The days are growing shorter and darker as we move closer to the Winter Solstice, the meeting place between day and night when the light begins to slowly creep back in. This time of year has, for millennia, been a time of going inward, celebrating the darkness, and coming close together by firelight as we wait for the Sun to return. Cultures around the world have recognized this time as pivotal for prayer, ceremony and ritual, social gathering, and agricultural planning. There was dancing, storytelling, feasting, and burning of fires in honor of the Solstice.


So many of us have forgotten the ways of our Earth-based ancestors, and now we resist the cold dark of the season. We feel fear, anxiety, loneliness, and depression surge as we are made to be indoors in the dark for much of the day, and we too resist feeling the depth of these emotions. The social systems we live within do not foster connectivity and celebration with our communities, and what does exist at this time of year revolves around consumerism. Yet, if we become open and receptive to the living world around us and the ways of our ancestors, we can remember some of our instinctual patterns of being with the Winter and reengage with the importance and symbolism of this time of year.

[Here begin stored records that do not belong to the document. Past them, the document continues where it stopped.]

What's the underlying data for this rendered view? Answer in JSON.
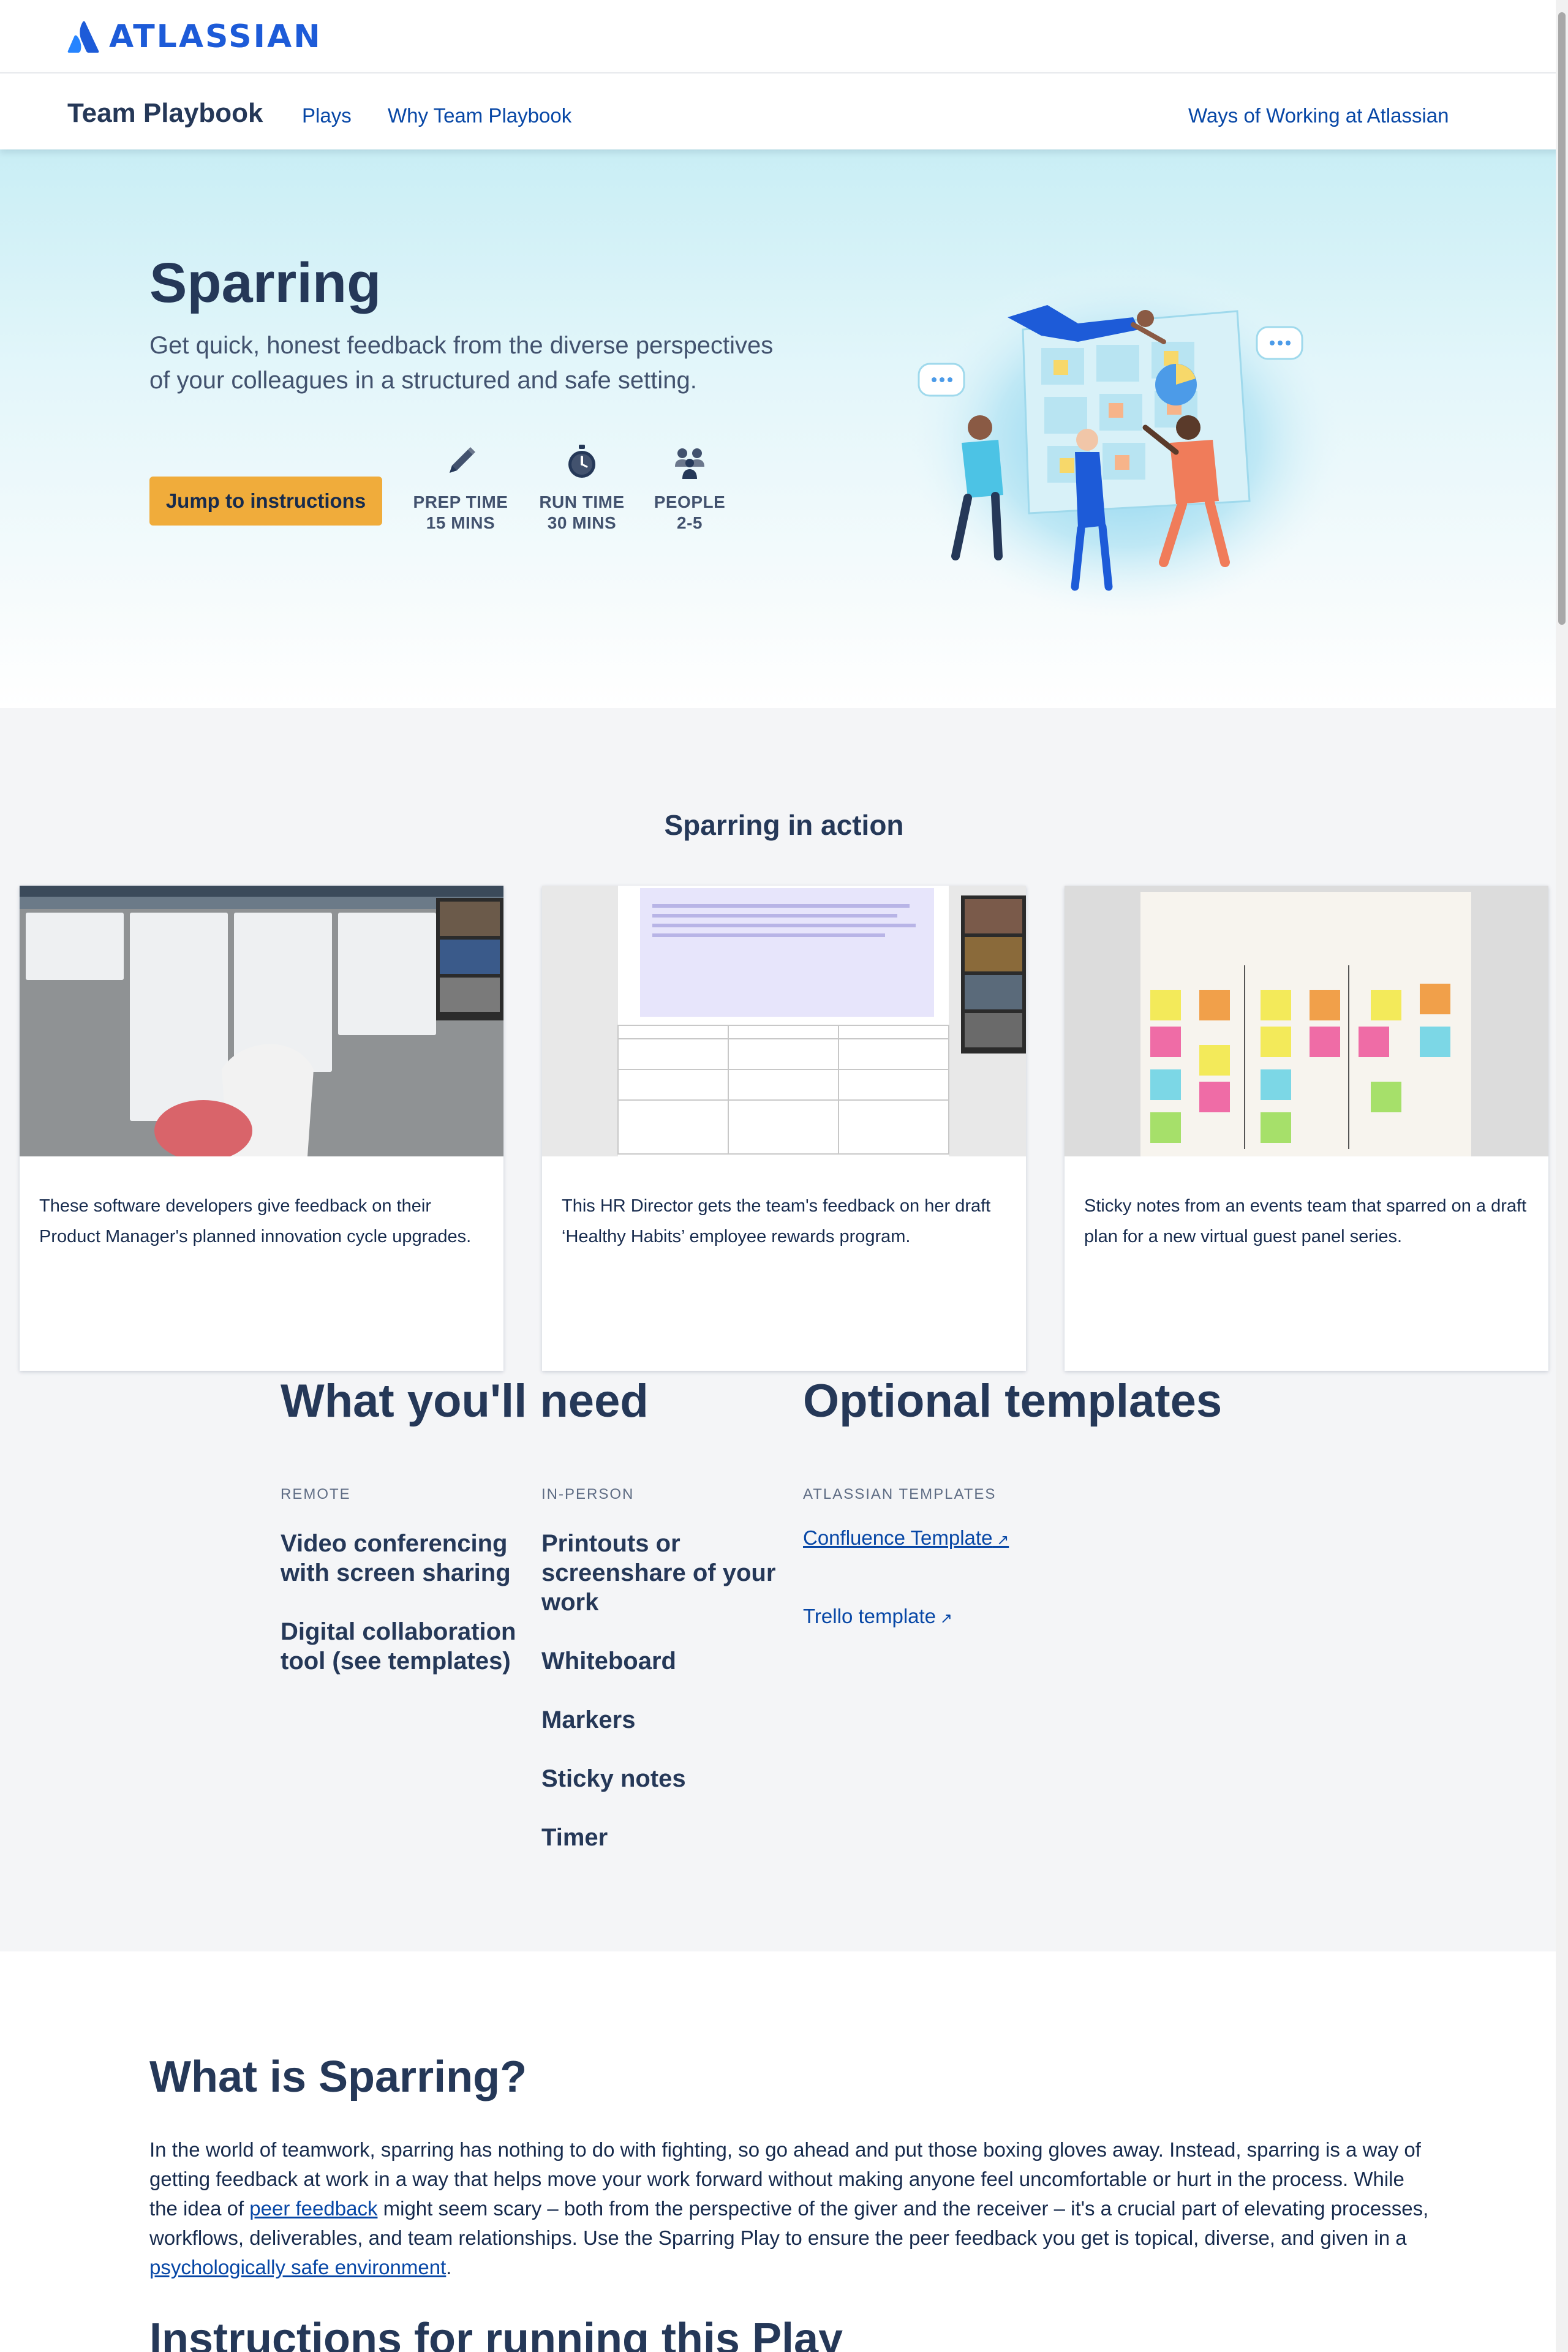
{
  "brand": {
    "logo_text": "ATLASSIAN"
  },
  "nav": {
    "title": "Team Playbook",
    "links": [
      "Plays",
      "Why Team Playbook"
    ],
    "right_link": "Ways of Working at Atlassian"
  },
  "hero": {
    "title": "Sparring",
    "description": "Get quick, honest feedback from the diverse perspectives of your colleagues in a structured and safe setting.",
    "button": "Jump to instructions",
    "stats": [
      {
        "icon": "pencil-icon",
        "line1": "PREP TIME",
        "line2": "15 MINS"
      },
      {
        "icon": "stopwatch-icon",
        "line1": "RUN TIME",
        "line2": "30 MINS"
      },
      {
        "icon": "people-icon",
        "line1": "PEOPLE",
        "line2": "2-5"
      }
    ]
  },
  "in_action": {
    "title": "Sparring in action",
    "cards": [
      {
        "caption": "These software developers give feedback on their Product Manager's planned innovation cycle upgrades."
      },
      {
        "caption": "This HR Director gets the team's feedback on her draft ‘Healthy Habits’ employee rewards program."
      },
      {
        "caption": "Sticky notes from an events team that sparred on a draft plan for a new virtual guest panel series."
      }
    ]
  },
  "needs": {
    "title": "What you'll need",
    "remote_head": "REMOTE",
    "remote_items": [
      "Video conferencing with screen sharing",
      "Digital collaboration tool (see templates)"
    ],
    "inperson_head": "IN-PERSON",
    "inperson_items": [
      "Printouts or screenshare of your work",
      "Whiteboard",
      "Markers",
      "Sticky notes",
      "Timer"
    ]
  },
  "templates": {
    "title": "Optional templates",
    "head": "ATLASSIAN TEMPLATES",
    "confluence": "Confluence Template",
    "trello": "Trello template"
  },
  "what_is": {
    "title": "What is Sparring?",
    "p1": "In the world of teamwork, sparring has nothing to do with fighting, so go ahead and put those boxing gloves away. Instead, sparring is a way of getting feedback at work in a way that helps move your work forward without making anyone feel uncomfortable or hurt in the process. While the idea of ",
    "link1": "peer feedback",
    "p2": " might seem scary – both from the perspective of the giver and the receiver – it's a crucial part of elevating processes, workflows, deliverables, and team relationships. Use the Sparring Play to ensure the peer feedback you get is topical, diverse, and given in a ",
    "link2": "psychologically safe environment",
    "p3": "."
  },
  "instructions": {
    "title": "Instructions for running this Play"
  },
  "colors": {
    "brand_blue": "#1d5bd8",
    "link": "#0747a6",
    "button": "#f0ac3b",
    "heading": "#253858"
  }
}
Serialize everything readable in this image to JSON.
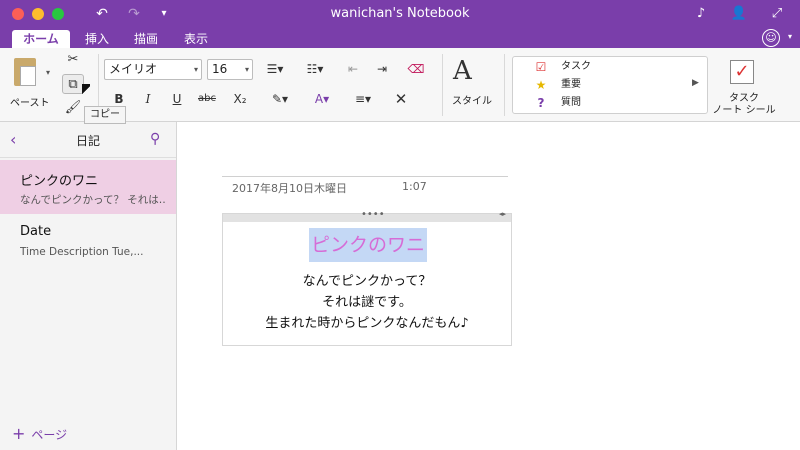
{
  "window": {
    "title": "wanichan's Notebook"
  },
  "tabs": [
    {
      "label": "ホーム",
      "active": true
    },
    {
      "label": "挿入",
      "active": false
    },
    {
      "label": "描画",
      "active": false
    },
    {
      "label": "表示",
      "active": false
    }
  ],
  "ribbon": {
    "paste_label": "ペースト",
    "copy_tooltip": "コピー",
    "font_name": "メイリオ",
    "font_size": "16",
    "bold": "B",
    "italic": "I",
    "underline": "U",
    "strike": "abc",
    "subscript": "X₂",
    "styles_label": "スタイル",
    "tags": [
      {
        "label": "タスク",
        "icon": "checkbox-icon"
      },
      {
        "label": "重要",
        "icon": "star-icon"
      },
      {
        "label": "質問",
        "icon": "question-icon"
      }
    ],
    "todo_tag_label_line1": "タスク",
    "todo_tag_label_line2": "ノート シール"
  },
  "pages_pane": {
    "section_title": "日記",
    "pages": [
      {
        "title": "ピンクのワニ",
        "snippet": "なんでピンクかって？ それは…",
        "selected": true
      },
      {
        "title": "Date",
        "snippet": "Time  Description  Tue,...",
        "selected": false
      }
    ],
    "add_page_label": "ページ"
  },
  "note": {
    "date": "2017年8月10日木曜日",
    "time": "1:07",
    "title": "ピンクのワニ",
    "lines": [
      "なんでピンクかって？",
      "それは謎です。",
      "生まれた時からピンクなんだもん♪"
    ]
  },
  "colors": {
    "accent": "#7a3eaa",
    "selected_page_bg": "#efcfe4",
    "highlight_bg": "#c4d8f5",
    "title_text": "#d66cd6"
  }
}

As Winter builds we watch the trees shed their leaves in an effort to conserve energy and vital nutrients, becoming dormant and drawing inward. Their mycelium friends perform the same dance of dormancy if temperatures drop low enough. Foliage and fronds curl, crisp, and brown, and fall to the ground. Once dead and down, passers-by trample them or insects digest them into rich mulch for next season’s leafing out. Even our houseplants take a break from their daily draw toward the Sun, halting new growth and laying low, dreaming of temperate days and their next repotting.


Black bears in the colder reaches are full of berries, grubs, and vegetation from their fall time gorging; they move into hibernation and rest in their cozy subterranean dens, nurturing the next generation into existence. Bulbs and seeds remain still and cold in the soil as they await warming sunlight and the chance to emerge into Spring, bright and green and new. California myotis and silver-haired bats, two species known to overwinter in the Pacific Northwest, hang side by side with their families in lazy torpor as their breath slows and metabolism rests.


The greatest lessons we can learn from our more-than-human kin in Winter are Introspection and Deep Rest. This type of rest requires moving slowly, peering inward, and cozying up to our families and communities. For some of us, it means rest as a form of sitting with heavy emotions and intensity. These emotions can be related to personal pain and shadows, depression, and grief and anxiety regarding climate collapse and social injustice. Living in a capitalist system makes it difficult, if not impossible, to move intuitively with what the season asks of us. Many of us cannot fully “rest” when we are constantly working to pay bills, feed our families, and stay healthy. Because of this, we must reconsider what rest looks like. Rest might look like taking a deep breath within the chaos of it all. Rest might look like allowing yourself to take a sick day. Rest might look like laying in your child’s bed at night and letting them read you a story instead.


How can we be with Winter in a way that creates space for resting, digesting, and processing? How can we sit with one another in the cold dark and make plans for what we are bringing to fruition in the Spring? What are you plotting in the dark corners, what art are you making, what forms of resistance are you dreaming up?


“Out of this darkness a new world can arise, not to be constructed by our minds so much as to emerge from our dreams. Even though we cannot see clearly how it’s going to turn out, we are still called to let the future into our imagination. We will never be able to build what we have not first cherished in our hearts.